Cá com meus botões, nunca torci o nariz ao bom e velho gibi. Ao contrário, devo a eles momentos significantes de gozo artístico literário. Giórgio me presenteou com a recordação de uma das histórias mais envolventes publicadas pela D.C comics que eu já tive o prazer de ler. Nela, o transborde das citações pop de um mundo que preenche (ainda preenche) meu imaginário. Metalinguagem pura. Diversão pura.

Em um dos melhores momentos, um arroubo poético do escritor Grant Morisson que trago a vocês...Está lá, no "Evangelho do Coiote":

"Dói respirar e tem um estilhaço de pedra cravado em sua virilha
Ele jamais saberá que a rocha contém uma anêmona fossilizada de perfeita e microscópica beleza"

Muito bom.

quarta-feira, novembro 24, 2004

A Luciana Espíndola

Lembra desse poema? Achei mexendo em umas coisas aqui em casa...amanhã eu vou para o Rio. Nesse meio tempo, fica bem tá?

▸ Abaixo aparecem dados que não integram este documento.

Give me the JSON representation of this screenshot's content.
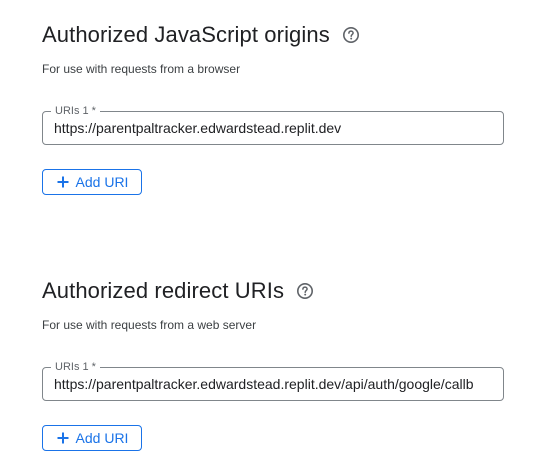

Quando eu voltar faço um samba prá você. Caço vaga-lumes no quintal prá fazer você rir. Encho o seu copo de cerveja, e não deixo ela esquentar. Tiro você da dieta. Conto piada sem-graça. Vou até o Araguaia tecer um país só prá você.

Beijo, Lou.



Acorda Luciana


Acorda Luciana, acorda anjo meu
Há uma menina dormindo com os olhos que são teus
Há um corpo velando um corpo que não quer acordar
Há um sonho estranho que não se pode querer sonhar

Há um sangue parado na veia que quer se mover
Há um beijo roubado na boca que está por se ter
Há uma banda lá fora, tocando uma muda canção
Há uma batida mais forte esperando o teu coração

Há um deus cabisbaixo, esperando uma oração para ele
Há uma alma intranqüila esperando, morte, carne e pele
Há uma seca lá fora, (será lá fora que se dá o agreste?
Ou será aí dentro, que a terra seca o verde veste?)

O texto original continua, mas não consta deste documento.